Editor’s Note: Although the above criteria do not specifically address exit strategy, such strategy is part of the business purpose criteria. The Board believes that to realize capital appreciation, an entity has to have some type of exit strategy. Exchanges of ownership interests and transactions that will unwind the business are not considered to be an exit strategy.

Consolidation Versus Fair Value

At previous meetings, the Board tentatively decided that an IPE would be prohibited from consolidating controlling interests in noninvestment property entities unless the controlling interest is in an operating entity that provides services to the investment property entity. Yesterday, the Board decided that to the extent that an IPE has a controlling financial interest in an investment company, the IPE is required to consolidate the investment company.

An IPE should also use fair value to account for all interests over which it has significant influence, including significant influence over another IPE. This reverses the Board’s previous decision that required an IPE to use the equity method to account for significant influence over another IPE.


The Board decided that an IPE is required to initially measure its investment properties at transaction price. The initial measurement would therefore include the transaction cost, which is consistent with the requirement under IAS 40.2

Editor’s Note: The Board’s decision that an IPE must initially measure an investment property at the transaction price is consistent with IAS 40 and current practice by investment companies. This may represent a change for entities that had treated real estate acquisitions as business combinations and that therefore expense the transaction costs as required by ASC 805.3

In addition, the Board decided to change its previous decision that an IPE would be required to recognize rental revenue from its investment properties on a straight-line basis over the lease term. Accordingly, the Board has tentatively decided that investment property entities should recognize rental income as it is contractually due throughout the lease term. Many investment companies currently use a contractually based measurement to recognize rental revenue from their real estate investments.
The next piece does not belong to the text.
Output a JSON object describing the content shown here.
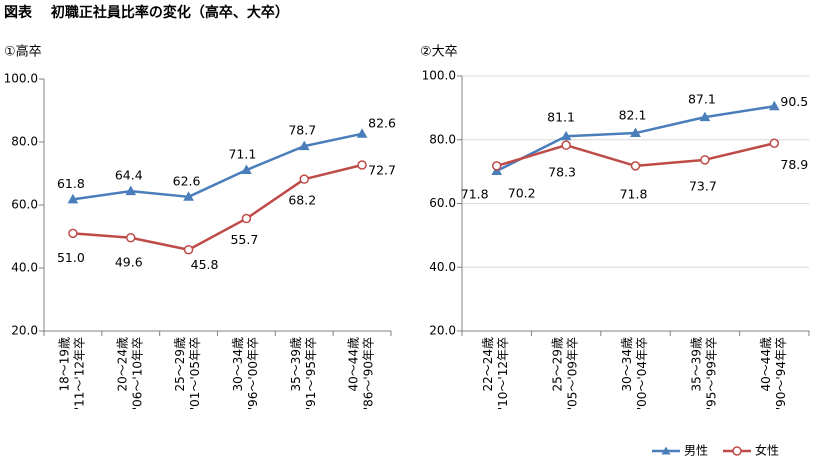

This differs from IAS 40, which requires rental revenue to be recognized on a straight-line basis for investment properties that are measured at fair value.

The Board also decided to allow investors to use net asset value (NAV) as a practical expedient to measure the fair value of investments in investment property entities when the NAV represents the price at which the investors would transact. The Board plans to carry forward the language from ASU 2009-124 to the ED’s Basis of Conclusions and specify the conditions under which use of NAV is allowed, including the condition that the investor measure substantially all of its investment at fair value.


[1] Criteria are as outlined in the FASB’s Summary of Decisions Reached to Date (as of June 6, 2011).

[2] IAS 40, Investment Properties.

[3] FASB Accounting Standards Codification Topic 805, Business Combinations.

[4] FASB Accounting Standard Update No. 2009-12, Investments in Certain Entities That Calculate Net Asset Value per Share (or Its Equivalent).